Opportunities but also challenges for Africa’s gold-producing countries
Tuesday, October 21, 2014
Kinshasa, DRC, Wednesday 22 October 2014 - The looming undersupply of gold will create opportunities for mineral-rich African countries but they will have to compete aggressively for shrinking exploration dollars against each other as well as the rest of the world’s gold-producing regions, says Randgold Resources chief executive Mark Bristow.
Speaking at the IPAD Democratic Republic of Congo Mining and Infrastructure Indaba today, Bristow said during the gold price boom the mining industry as well as its host governments had focused on short term gain instead of sustainable profitability. The global industry’s reserve base had consequently diminished in quantity as well as quality and production would inevitably continue to decline. With exploration budgets also decreasing, mining companies would now be even more selective than before about where they will invest their money.
Bristow said that while the DRC was endowed with abundant mineral wealth, it had performed poorly relative to its African peers in attracting the investment that could enable it to build its fledgling gold mining industry into a substantial and sustainably profitable sector of its economy. Among the reasons for this was uncertainty about the outcome of a DRC government commission’s current review of the country’s mining code.
“The question all concerned must ask themselves is this: Will any changes to the existing code promote the DRC’s international competitiveness, or will they damage its already fragile position in the investment market? In other words, will they build an industry capable of delivering more Kibalis or strangle it in its cradle?” Bristow said.
“The commission’s initial work created a real concern that the country was heading down the wrong road. Since then, however, a dialogue between the commission and the mining industry has evolved a position which is starting to compare with those of more attractive emerging country jurisdictions. The main item still being debated at this stage is the stability clause. Given the long term nature of any mining investment, the government’s pledge to honour its side of the commitment is obviously essential.”

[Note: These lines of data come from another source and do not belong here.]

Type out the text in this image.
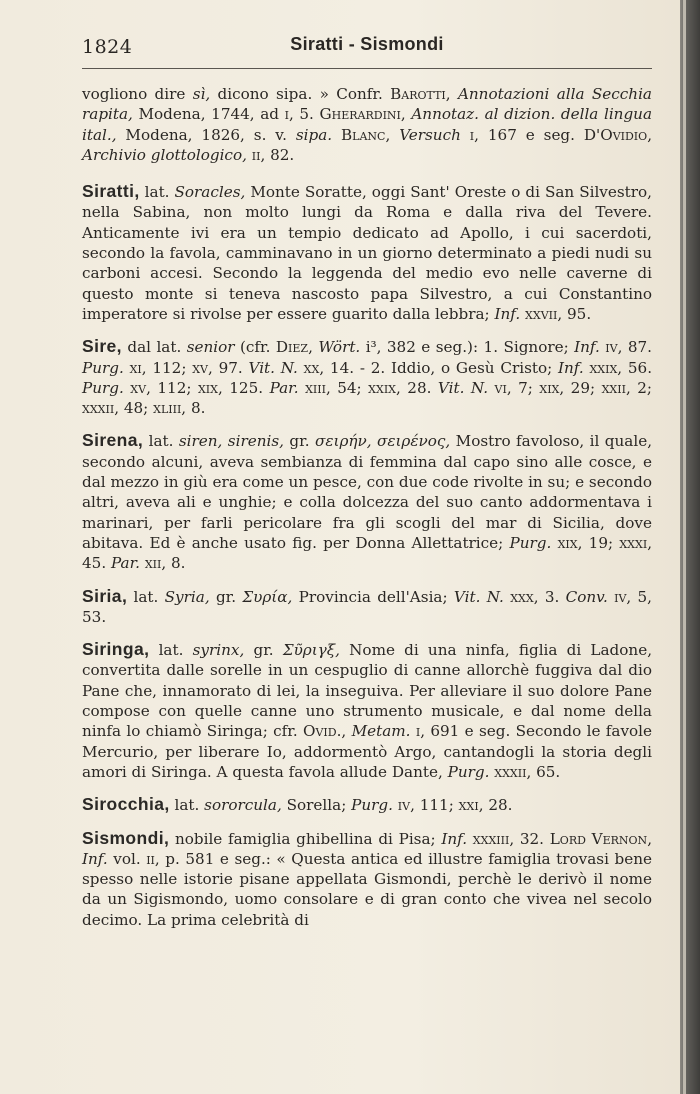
1824	Siratti - Sismondi

vogliono dire sì, dicono sipa. » Confr. Barotti, Annotazioni alla Secchia rapita, Modena, 1744, ad i, 5. Gherardini, Annotaz. al dizion. della lingua ital., Modena, 1826, s. v. sipa. Blanc, Versuch i, 167 e seg. D'Ovidio, Archivio glottologico, ii, 82.

Siratti, lat. Soracles, Monte Soratte, oggi Sant' Oreste o di San Silvestro, nella Sabina, non molto lungi da Roma e dalla riva del Tevere. Anticamente ivi era un tempio dedicato ad Apollo, i cui sacerdoti, secondo la favola, camminavano in un giorno determinato a piedi nudi su carboni accesi. Secondo la leggenda del medio evo nelle caverne di questo monte si teneva nascosto papa Silvestro, a cui Constantino imperatore si rivolse per essere guarito dalla lebbra; Inf. xxvii, 95.

Sire, dal lat. senior (cfr. Diez, Wört. i³, 382 e seg.): 1. Signore; Inf. iv, 87. Purg. xi, 112; xv, 97. Vit. N. xx, 14. - 2. Iddio, o Gesù Cristo; Inf. xxix, 56. Purg. xv, 112; xix, 125. Par. xiii, 54; xxix, 28. Vit. N. vi, 7; xix, 29; xxii, 2; xxxii, 48; xliii, 8.

Sirena, lat. siren, sirenis, gr. σειρήν, σειρένος, Mostro favoloso, il quale, secondo alcuni, aveva sembianza di femmina dal capo sino alle cosce, e dal mezzo in giù era come un pesce, con due code rivolte in su; e secondo altri, aveva ali e unghie; e colla dolcezza del suo canto addormentava i marinari, per farli pericolare fra gli scogli del mar di Sicilia, dove abitava. Ed è anche usato fig. per Donna Allettatrice; Purg. xix, 19; xxxi, 45. Par. xii, 8.

Siria, lat. Syria, gr. Συρία, Provincia dell'Asia; Vit. N. xxx, 3. Conv. iv, 5, 53.

Siringa, lat. syrinx, gr. Σῦριγξ, Nome di una ninfa, figlia di Ladone, convertita dalle sorelle in un cespuglio di canne allorchè fuggiva dal dio Pane che, innamorato di lei, la inseguiva. Per alleviare il suo dolore Pane compose con quelle canne uno strumento musicale, e dal nome della ninfa lo chiamò Siringa; cfr. Ovid., Metam. i, 691 e seg. Secondo le favole Mercurio, per liberare Io, addormentò Argo, cantandogli la storia degli amori di Siringa. A questa favola allude Dante, Purg. xxxii, 65.

Sirocchia, lat. sororcula, Sorella; Purg. iv, 111; xxi, 28.

Sismondi, nobile famiglia ghibellina di Pisa; Inf. xxxiii, 32. Lord Vernon, Inf. vol. ii, p. 581 e seg.: « Questa antica ed illustre famiglia trovasi bene spesso nelle istorie pisane appellata Gismondi, perchè le derivò il nome da un Sigismondo, uomo consolare e di gran conto che vivea nel secolo decimo. La prima celebrità di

He noted that Côte d’Ivoire’s recently revised mining code was a model of its kind because the review process that was followed had been inclusive and consultative. This approach delivered a win-win outcome which would make Côte d’Ivoire the go-to destination for mining investment in West Africa.
“The Côte d’Ivoire process has again highlighted the crucial importance of Randgold Resources’ partnership philosophy in building sustainable mining businesses in Africa for the benefit of all stakeholders. We believe that just as mining companies are custodians of their investors’ funds, so governments are custodians of their countries’ natural resources. Their objectives and deliverables are closely correlated, and both have an obligation to see that these resources are developed in a way that will build sustainably profitable mining industries that will not only create and deliver value in their own right but will serve as the engines that drive general long term economic growth,” he said.